Foil is easy to reuse this way: 1) as metal is bent it becomes stiffer, cracks appear 2) the extra layers prevent vapor leakage. It does, however take a while before the cracks appear. This is only my second set of foils, and I've been doing foil for about 6 months. Not bad.




I do one hand at a time.
Now, THIS is the genius of the foil method: acetone is chemically shaped so the molecules don't want to stay together as much as, in contrast, water. They are only held together with forces that are weak. Unlike water, which is held together with hydrogen bonds (a bulk of our bodies are held together with hydrogen bonds), acetone molecules want to piss off into the atmosphere. This is why they are called volatile. The foil keeps the molecules, which would be almost equally happy being a gas as being a liquid (water, as a comparison, really enjoys being a liquid), from evaporating away, and drives them back down into the polish and further assists with it's dissolving of the nail polish! (Plus, it's less smelly with the foil)
Neat-o!




What about wait time?
Good question!
I find that a few minutes ranging from 2-4, depending on what you've got on your nails, works. If it's glitter in many layers, maybe longer. I have even found I might have to do another dose. I also find that the wetter the cloth with acetone, the better the removal.
In this photo you can see now the polish has soaked into the cloth.

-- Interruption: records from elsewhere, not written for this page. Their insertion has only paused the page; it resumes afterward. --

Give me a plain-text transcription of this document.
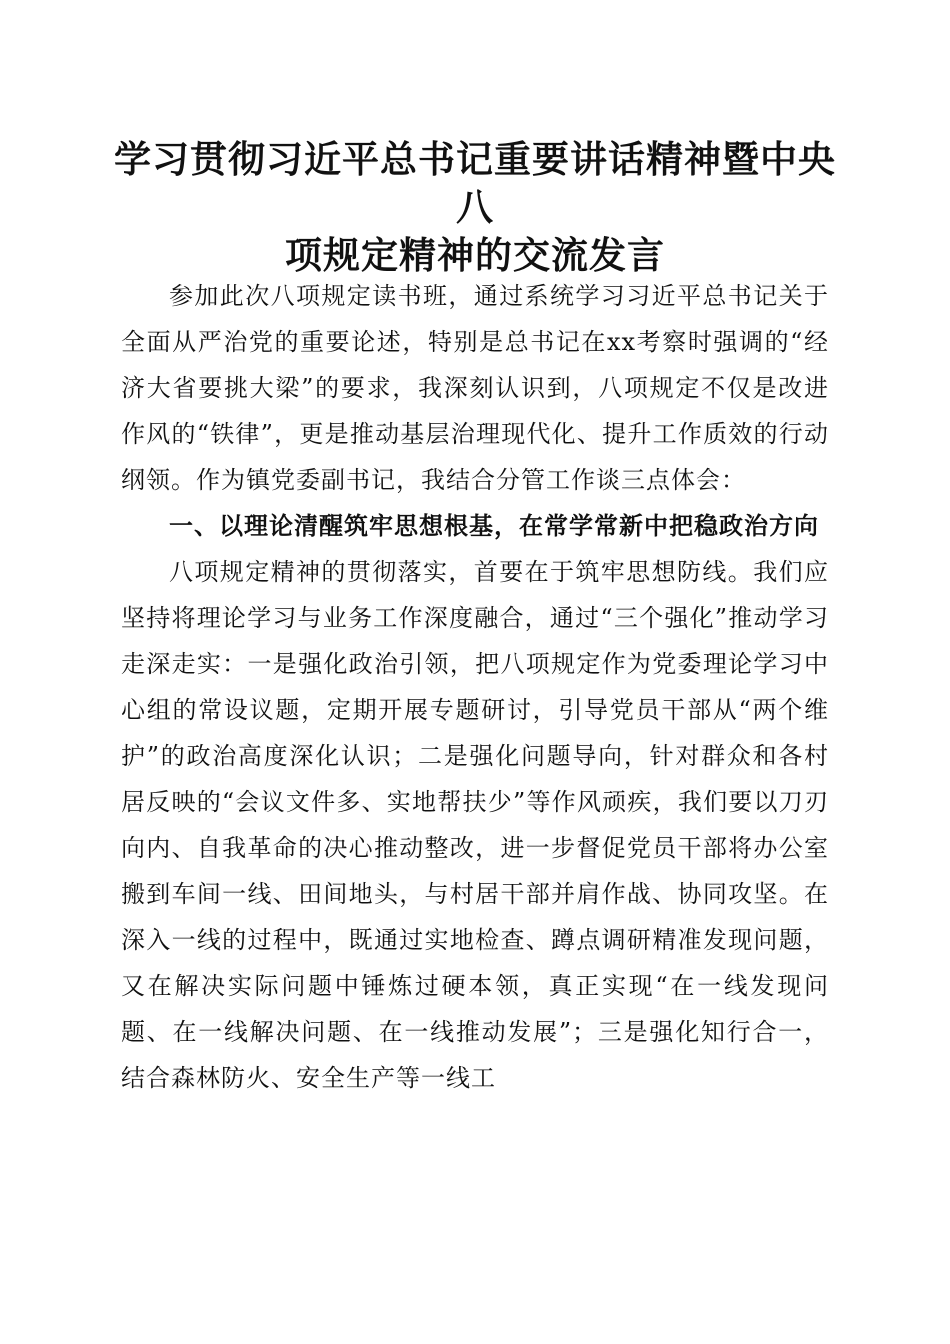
学习贯彻习近平总书记重要讲话精神暨中央八
项规定精神的交流发言

参加此次八项规定读书班，通过系统学习习近平总书记关于全面从严治党的重要论述，特别是总书记在xx考察时强调的“经济大省要挑大梁”的要求，我深刻认识到，八项规定不仅是改进作风的“铁律”，更是推动基层治理现代化、提升工作质效的行动纲领。作为镇党委副书记，我结合分管工作谈三点体会：

一、以理论清醒筑牢思想根基，在常学常新中把稳政治方向

八项规定精神的贯彻落实，首要在于筑牢思想防线。我们应坚持将理论学习与业务工作深度融合，通过“三个强化”推动学习走深走实：一是强化政治引领，把八项规定作为党委理论学习中心组的常设议题，定期开展专题研讨，引导党员干部从“两个维护”的政治高度深化认识；二是强化问题导向，针对群众和各村居反映的“会议文件多、实地帮扶少”等作风顽疾，我们要以刀刃向内、自我革命的决心推动整改，进一步督促党员干部将办公室搬到车间一线、田间地头，与村居干部并肩作战、协同攻坚。在深入一线的过程中，既通过实地检查、蹲点调研精准发现问题，又在解决实际问题中锤炼过硬本领，真正实现“在一线发现问题、在一线解决问题、在一线推动发展”；三是强化知行合一，结合森林防火、安全生产等一线工
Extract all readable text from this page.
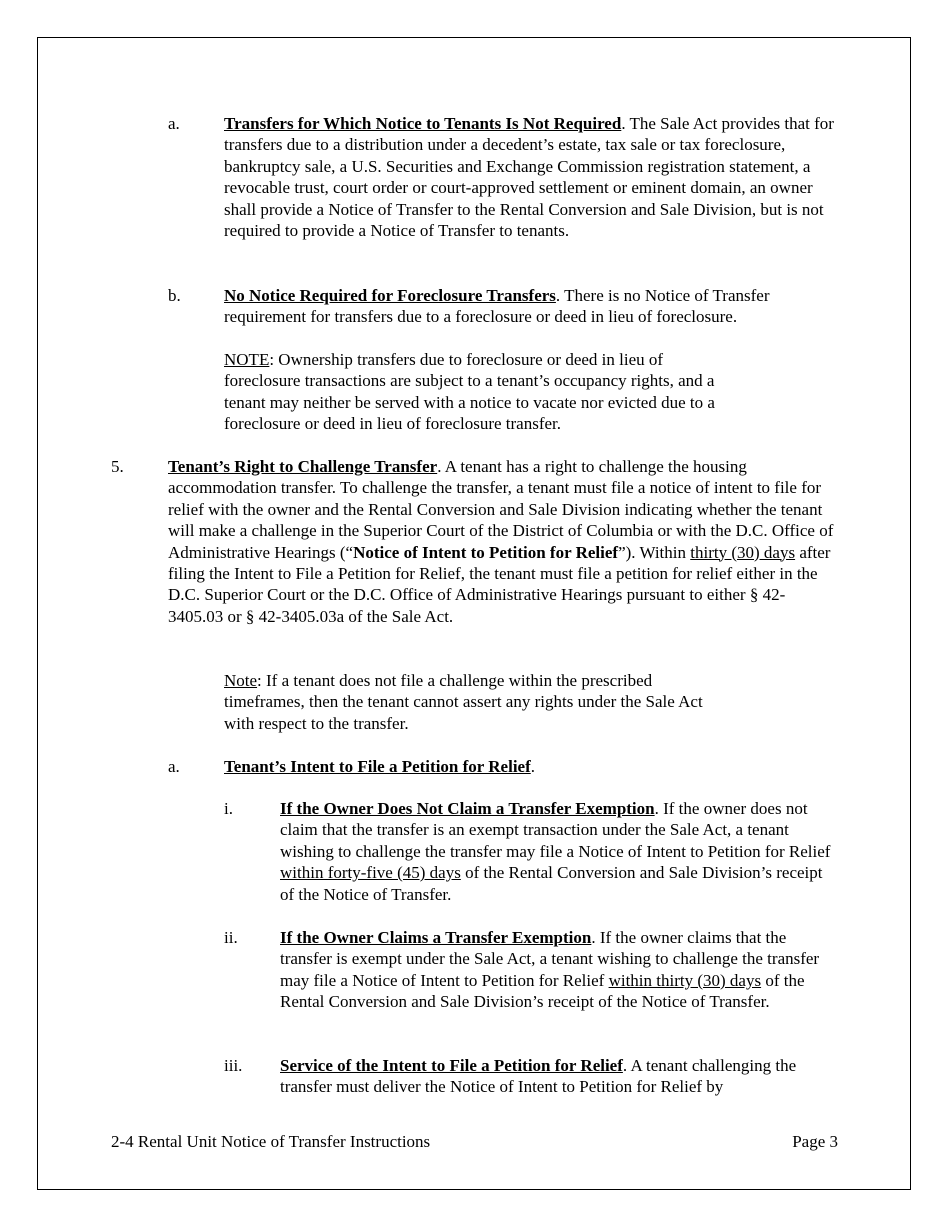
a.	Transfers for Which Notice to Tenants Is Not Required. The Sale Act provides that for transfers due to a distribution under a decedent’s estate, tax sale or tax foreclosure, bankruptcy sale, a U.S. Securities and Exchange Commission registration statement, a revocable trust, court order or court-approved settlement or eminent domain, an owner shall provide a Notice of Transfer to the Rental Conversion and Sale Division, but is not required to provide a Notice of Transfer to tenants.
b.	No Notice Required for Foreclosure Transfers. There is no Notice of Transfer requirement for transfers due to a foreclosure or deed in lieu of foreclosure.
NOTE: Ownership transfers due to foreclosure or deed in lieu of foreclosure transactions are subject to a tenant’s occupancy rights, and a tenant may neither be served with a notice to vacate nor evicted due to a foreclosure or deed in lieu of foreclosure transfer.
5.	Tenant’s Right to Challenge Transfer. A tenant has a right to challenge the housing accommodation transfer. To challenge the transfer, a tenant must file a notice of intent to file for relief with the owner and the Rental Conversion and Sale Division indicating whether the tenant will make a challenge in the Superior Court of the District of Columbia or with the D.C. Office of Administrative Hearings (“Notice of Intent to Petition for Relief”). Within thirty (30) days after filing the Intent to File a Petition for Relief, the tenant must file a petition for relief either in the D.C. Superior Court or the D.C. Office of Administrative Hearings pursuant to either § 42-3405.03 or § 42-3405.03a of the Sale Act.
Note: If a tenant does not file a challenge within the prescribed timeframes, then the tenant cannot assert any rights under the Sale Act with respect to the transfer.
a.	Tenant’s Intent to File a Petition for Relief.
i.	If the Owner Does Not Claim a Transfer Exemption. If the owner does not claim that the transfer is an exempt transaction under the Sale Act, a tenant wishing to challenge the transfer may file a Notice of Intent to Petition for Relief within forty-five (45) days of the Rental Conversion and Sale Division’s receipt of the Notice of Transfer.
ii. If the Owner Claims a Transfer Exemption. If the owner claims that the transfer is exempt under the Sale Act, a tenant wishing to challenge the transfer may file a Notice of Intent to Petition for Relief within thirty (30) days of the Rental Conversion and Sale Division’s receipt of the Notice of Transfer.
iii. Service of the Intent to File a Petition for Relief. A tenant challenging the transfer must deliver the Notice of Intent to Petition for Relief by
2-4 Rental Unit Notice of Transfer Instructions	Page 3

After I remove the foil and see the cloth is soaked I just push it up and off.
Here you can see either I didn't have enough acetone, didn't leave it long enough, or there was too much stuff on my nails.
You can leave it longer, re-wet the cloth or put a new one one. It depends. If it's all gunky, I just start over, if there's a little left, I just take some cloth and clean it up.





There! All gone! And no slop in the cuticles. Before, when I had difficult polish to remove, my cuticles were always full of hard-to-remove nail polish. I'd literally have old polish growing up out of the nail beds. Ugh! It was bad.




A little extra clean up is all it takes to tidy up the old fingernails and you are ready to go onto the next polish!




Here's the results of the removal and some clean up. It's a very small amount of cloth. There isn't a need for a huge amount, either, because the polish is so soaked into the cloths that it just slides off.
Many people use felt, but I haven't used it much, just some remnants. I am all for using what is already a rag or an item that is on the verge of already going into land fill. That's just me.
I think, from what I've read, felt can be less expensive than cotton balls.





Here are my little foils stacked up and ready to go for the next job. Sort of my Nail Polish Removal SWAT Team. The foil is what does the job, the cloth can be anything that doesn't dissolve in the remover.

Remember: acetone is a happy molecule that will just party as a gas or a liquid, foil keeps him at the party he was invited to (your nail polish), not the one he wants to go to (the air you breath!)


Last note: some people like to wrap their whole finger with the foil, but as long as the wet cloth is covered, it will be fine, it will not evaporate. The more folding and bending, the sooner the aluminum foil will harden and crack (the metal gets brittle and don't have that same malleability, that's why jewelers heat metals after they've hammered them for a while)

Hope you enjoyed this little tutorial. I hope that it helps explain a method that I am grateful for the invention of, and I hope the person who came up with it appreciates my variation.

Thanks for reading my little nail polish journal!

2 comments:

  1. Very detailed; I especially liked the part where you got all science-y and talked about molecules. :) I never thought to use cloth; that would be a good way to get one more use out of rags I'm going to throw out anyway.

    ReplyDelete
  2. Thanks! LOL!
    I have old t shirts that seem to end up as rags.

    I just tore an Avenue You bag they gave me, it got dissected and cut up for nail polish removal! So far, so good!